Besides the minimum system requirements, Microsoft has also published a note in which it recommended additional memory when using multiple applications or DOS 3.3.

== Reception ==
Windows 1.0 was released to lukewarm and mixed reviews. Critics considered the platform to have future potential but felt that Windows 1.0 had not fulfilled expectations and that it could not compete with Apple's GUI operating system. It was also criticized for its slowness and compatibility with very little software. Reviews criticized its demanding system requirements, especially noting the poor performance experienced when running multiple applications at once, and that Windows encouraged the use of a mouse for navigation, a relatively new concept at the time. The New York Times compared the performance of Windows on a system with 512 KB of RAM to "pouring molasses in the Arctic" and that its design was inflexible for keyboard users due to its dependency on a mouse-oriented interface.
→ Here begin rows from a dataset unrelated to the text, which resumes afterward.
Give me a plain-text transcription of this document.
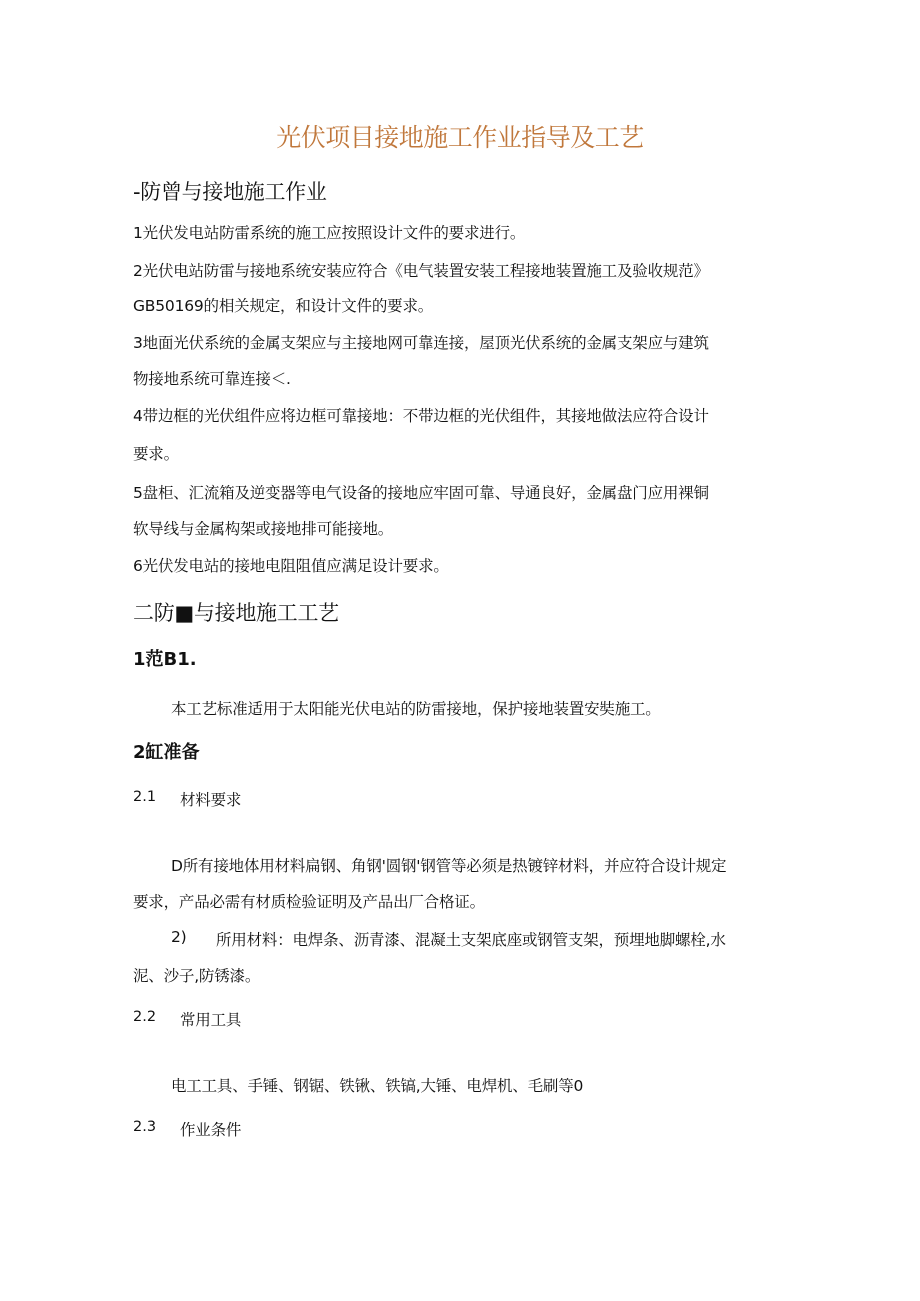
光伏项目接地施工作业指导及工艺
-防曾与接地施工作业
1光伏发电站防雷系统的施工应按照设计文件的要求进行。
2光伏电站防雷与接地系统安装应符合《电气装置安装工程接地装置施工及验收规范》
GB50169的相关规定，和设计文件的要求。
3地面光伏系统的金属支架应与主接地网可靠连接，屋顶光伏系统的金属支架应与建筑
物接地系统可靠连接＜.
4带边框的光伏组件应将边框可靠接地：不带边框的光伏组件，其接地做法应符合设计
要求。
5盘柜、汇流箱及逆变器等电气设备的接地应牢固可靠、导通良好，金属盘门应用裸铜
软导线与金属构架或接地排可能接地。
6光伏发电站的接地电阻阻值应满足设计要求。
二防■与接地施工工艺
1范B1.
本工艺标准适用于太阳能光伏电站的防雷接地，保护接地装置安奘施工。
2缸准备
2.1 材料要求
D所有接地体用材料扁钢、角钢'圆钢'钢管等必须是热镀锌材料，并应符合设计规定
要求，产品必需有材质检验证明及产品出厂合格证。
2) 所用材料：电焊条、沥青漆、混凝土支架底座或钢管支架，预埋地脚螺栓,水
泥、沙子,防锈漆。
2.2 常用工具
电工工具、手锤、钢锯、铁锹、铁镐,大锤、电焊机、毛刷等0
2.3 作业条件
In conclusion, the Times felt that the poor performance, lack of dedicated software, uncertain compatibility with DOS programs, and the lack of tutorials for new users made DOS-based software such as Borland Sidekick (which could provide a similar assortment of accessories and multitasking functionality) more desirable for most PC users.

According to Computerworld magazine, Windows 1.0 received 500,000 sales from its release in 1985 up to April 1987. In retrospect, Windows 1.0 was regarded as a flop by contemporary technology publications, who, however, still acknowledged its overall importance to the history of the Windows line. Describing Windows development in the early 1980s as "a joke in the industry", Chris Pratley of Microsoft wrote in 2004 that "Windows 1.0 ... was sort of a demo". Nathaniel Borenstein (who went on to develop the MIME standards) and his IT team at Carnegie Mellon University were also critical of Windows when it was first presented to them by a group of Microsoft representatives. Underestimating the future impact of the platform, he believed that in comparison to an in-house window manager, "these guys came in with this pathetic and naïve system. We just knew they were never going to accomplish anything." The Verge considered the poor reception towards the release of Windows 8 in 2012 as a parallel to Microsoft's struggles with early versions of Windows. In a similar fashion to Windows 1.0 running atop MS-DOS as a layer, Windows 8 offered a new type of interface and software geared towards an emerging form of human interface device on PCs, in this case, a touchscreen, running atop the legacy Windows shell used by previous versions.

A mock version of Windows 1.0 was created by Microsoft as an app for Windows 10 as part of a tie-in with the Netflix show Stranger Things, aligned with the release of the show's third season, which takes place during 1985.